The dishes were stacked in the sink: Fran supposed they would get washed up at some stage, but for the moment there were more important things to consider. Alraune’s photograph was on the table where they had left it and she put out a tentative hand to touch the glass covering it. ‘Michael, that is Alraune, isn’t it? I mean – there isn’t likely to be a mistake? The name written on someone else’s photo by mistake or anything like that?’

‘No. It’s unquestionably Alraune.’ He had taken an apple from the dish of fruit Fran had put on the table, and was quartering it rather abstractedly. Fran waited and after a moment he said, ‘Alraune was smuggled out of Auschwitz some time during 1943 or 1944. Lucretia fixed that, although I’m not sure how, and after the war she brought Alraune back to England. Later on Alraune got married, although it wasn’t a very happy marriage.’

Francesca glanced at him, but his eyes had the shuttered look again, so with the air of one concentrating on the nuts and bolts of the situation, she said, ‘If Alraune lived in Austria, Trixie could have found the photograph this summer. She used to go on walking holidays in the long summer holidays, and this year she went to the Austrian Tyrol.’

Trixie had in fact suggested that Fran went along with her. ‘Good fresh air and lots of brisk, hearty exercise, that’s what you want. It’ll stop you brooding and moping over that rat, Marcus,’ she had said, but Fran had still been in the stage of wanting to brood and mope, and the thought of tramping briskly and heartily all round Austria in Trixie’s undiluted company had been so daunting that she had stayed at home.

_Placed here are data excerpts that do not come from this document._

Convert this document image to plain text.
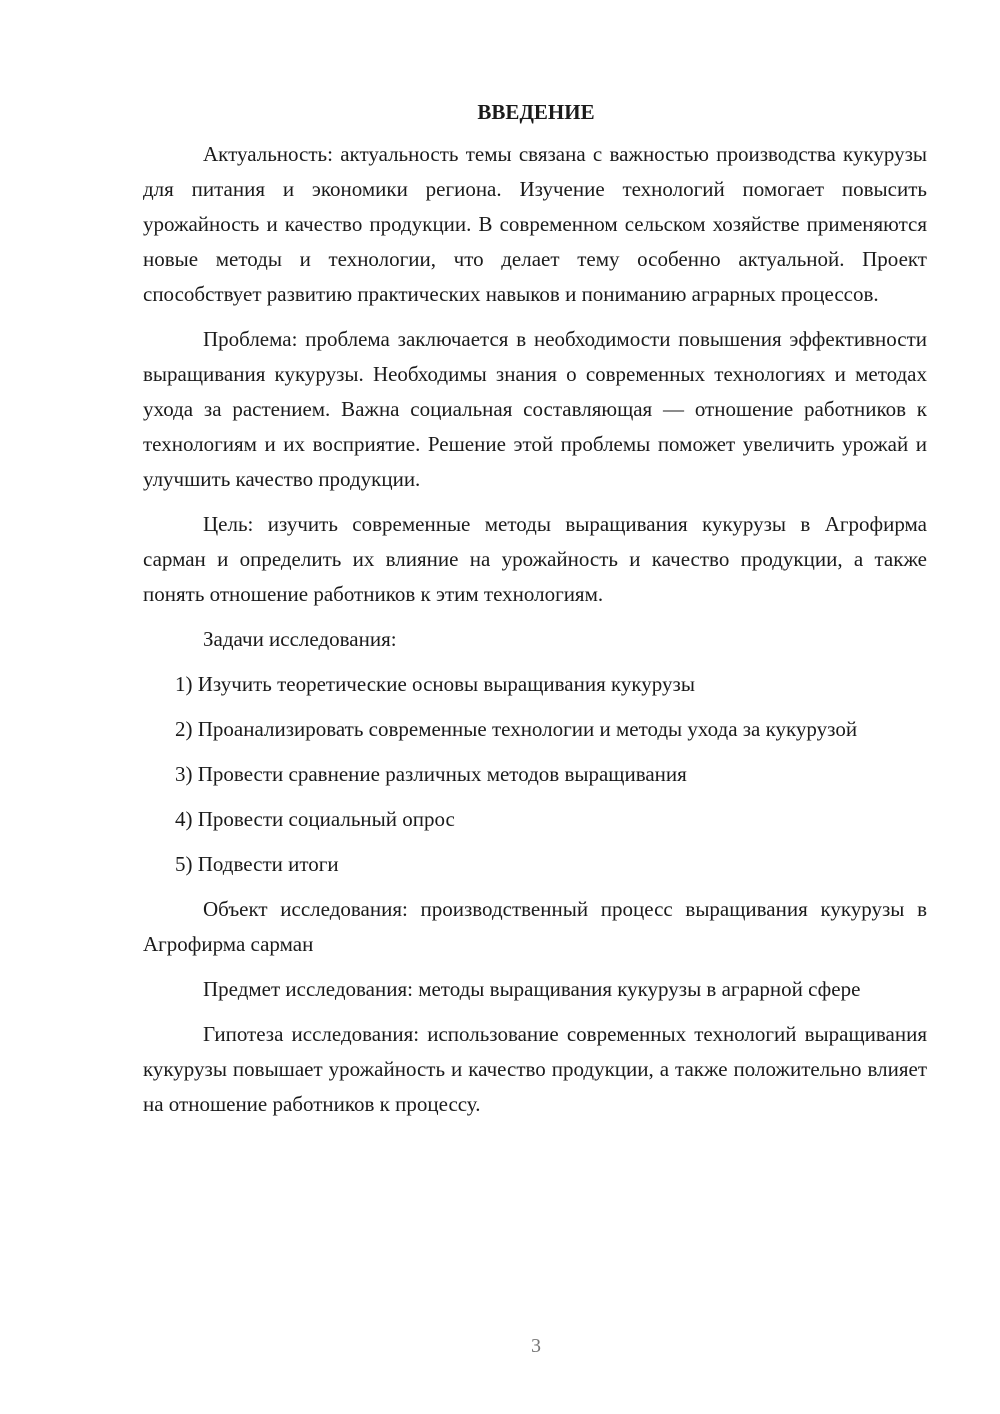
ВВЕДЕНИЕ

Актуальность: актуальность темы связана с важностью производства кукурузы для питания и экономики региона. Изучение технологий помогает повысить урожайность и качество продукции. В современном сельском хозяйстве применяются новые методы и технологии, что делает тему особенно актуальной. Проект способствует развитию практических навыков и пониманию аграрных процессов.

Проблема: проблема заключается в необходимости повышения эффективности выращивания кукурузы. Необходимы знания о современных технологиях и методах ухода за растением. Важна социальная составляющая — отношение работников к технологиям и их восприятие. Решение этой проблемы поможет увеличить урожай и улучшить качество продукции.

Цель: изучить современные методы выращивания кукурузы в Агрофирма сарман и определить их влияние на урожайность и качество продукции, а также понять отношение работников к этим технологиям.

Задачи исследования:

1) Изучить теоретические основы выращивания кукурузы

2) Проанализировать современные технологии и методы ухода за кукурузой

3) Провести сравнение различных методов выращивания

4) Провести социальный опрос

5) Подвести итоги

Объект исследования: производственный процесс выращивания кукурузы в Агрофирма сарман

Предмет исследования: методы выращивания кукурузы в аграрной сфере

Гипотеза исследования: использование современных технологий выращивания кукурузы повышает урожайность и качество продукции, а также положительно влияет на отношение работников к процессу.

3
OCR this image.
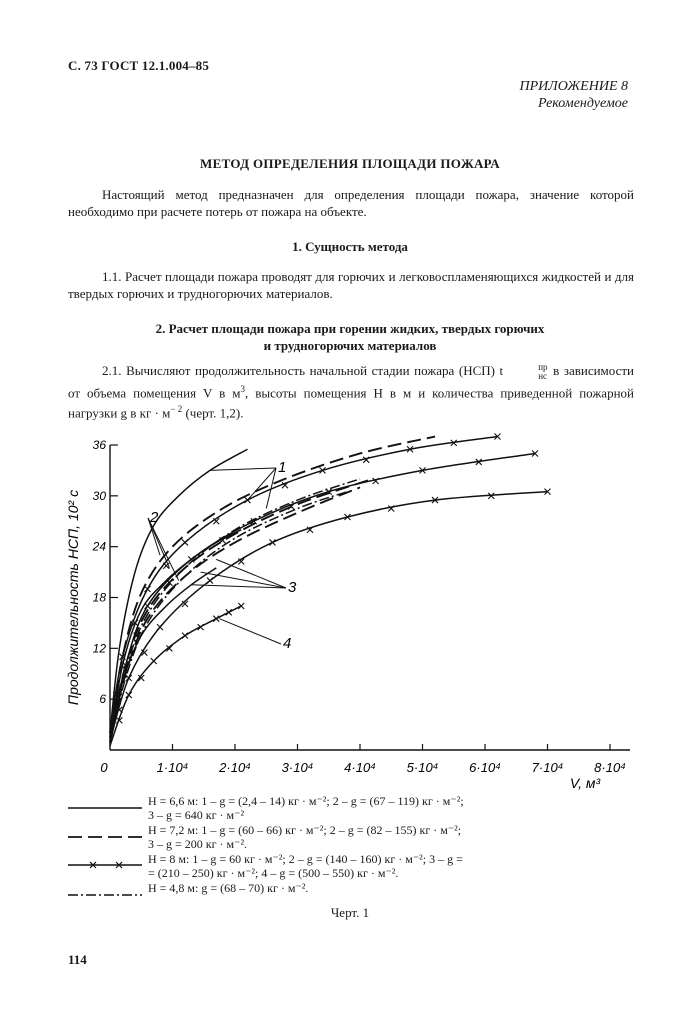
С. 73 ГОСТ 12.1.004–85
ПРИЛОЖЕНИЕ 8
Рекомендуемое
МЕТОД ОПРЕДЕЛЕНИЯ ПЛОЩАДИ ПОЖАРА
Настоящий метод предназначен для определения площади пожара, значение которой необходимо при расчете потерь от пожара на объекте.
1. Сущность метода
1.1. Расчет площади пожара проводят для горючих и легковоспламеняющихся жидкостей и для твердых горючих и трудногорючих материалов.
2. Расчет площади пожара при горении жидких, твердых горючих
и трудногорючих материалов
2.1. Вычисляют продолжительность начальной стадии пожара (НСП) t	пр
нс в зависимости от объема помещения V в $м^3$, высоты помещения H в м и количества приведенной пожарной нагрузки g в кг · $м^{- 2}$ (черт. 1,2).
0	1·10⁴ 2·10⁴ 3·10⁴ 4·10⁴ 5·10⁴ 6·10⁴ 7·10⁴ 8·10⁴
6
12
18
24
30
36
V, м³
Продолжительность НСП, 10² с
1
2
3
4
H = 6,6 м: 1 – g = (2,4 – 14) кг · м⁻²; 2 – g = (67 – 119) кг · м⁻²;
3 – g = 640 кг · м⁻²
H = 7,2 м: 1 – g = (60 – 66) кг · м⁻²; 2 – g = (82 – 155) кг · м⁻²;
3 – g = 200 кг · м⁻².
H = 8 м: 1 – g = 60 кг · м⁻²; 2 – g = (140 – 160) кг · м⁻²; 3 – g =
= (210 – 250) кг · м⁻²; 4 – g = (500 – 550) кг · м⁻².
H = 4,8 м: g = (68 – 70) кг · м⁻².
Черт. 1
114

Michael said, ‘Where exactly did Trixie go, d’you know?’

‘Not in any detail. But when she got back she talked about staying for a week or two in a place called Klosterneuberg. It’s one of those tiny villages in the Vienna Woods, apparently. There’s a miniature monastery and vines are hung over the doors of inns for the wine festivals, and all the villagers get sloshed on the new harvest. Trixie got to know some of the locals while she was there – she taught modern languages so her German was fluent. She mentioned being invited to some of the local houses for supper.’

‘You think she might have come across the photograph then?’

‘I think it’s more likely that it came from a bookshop somewhere. Trixie liked foraging in second-hand bookshops – she used to look for stuff that might be useful as translation projects for some of her classes. Boxes of old books and leaflets, or even theatre programmes and playscripts – something a bit out of the normal run of textbooks. She liked old prints and maps as well – she sometimes bought those jumbled-up boxes of stuff at sales on the grounds that ninety-nine per cent would be rubbish, but that there was always that unpredictable one per cent.’

‘The wild card,’ said Michael thoughtfully.

‘Yes. Alraune’s photograph might have been tucked into one of those boxes – or perhaps in a silver frame that was being sold.’ Francesca looked at the photo again. ‘It’s a face that stays with you, isn’t it? And juxtaposed with the name—’

‘Would the name have meant anything to Trixie?’

‘It might have done. She might have known about the original book. She might even have chosen her thesis subject because of that photograph,’ said Fran. ‘Put all the elements together, and you’ve got quite a good mix. The whole psychology of what happened at Ashwood Studios – Lucretia and Alraune, and the war and Ewers’ book—’ And the reasons for Lucretia killing two men, said her mind. Oh God, no, I can’t think about that one, not yet.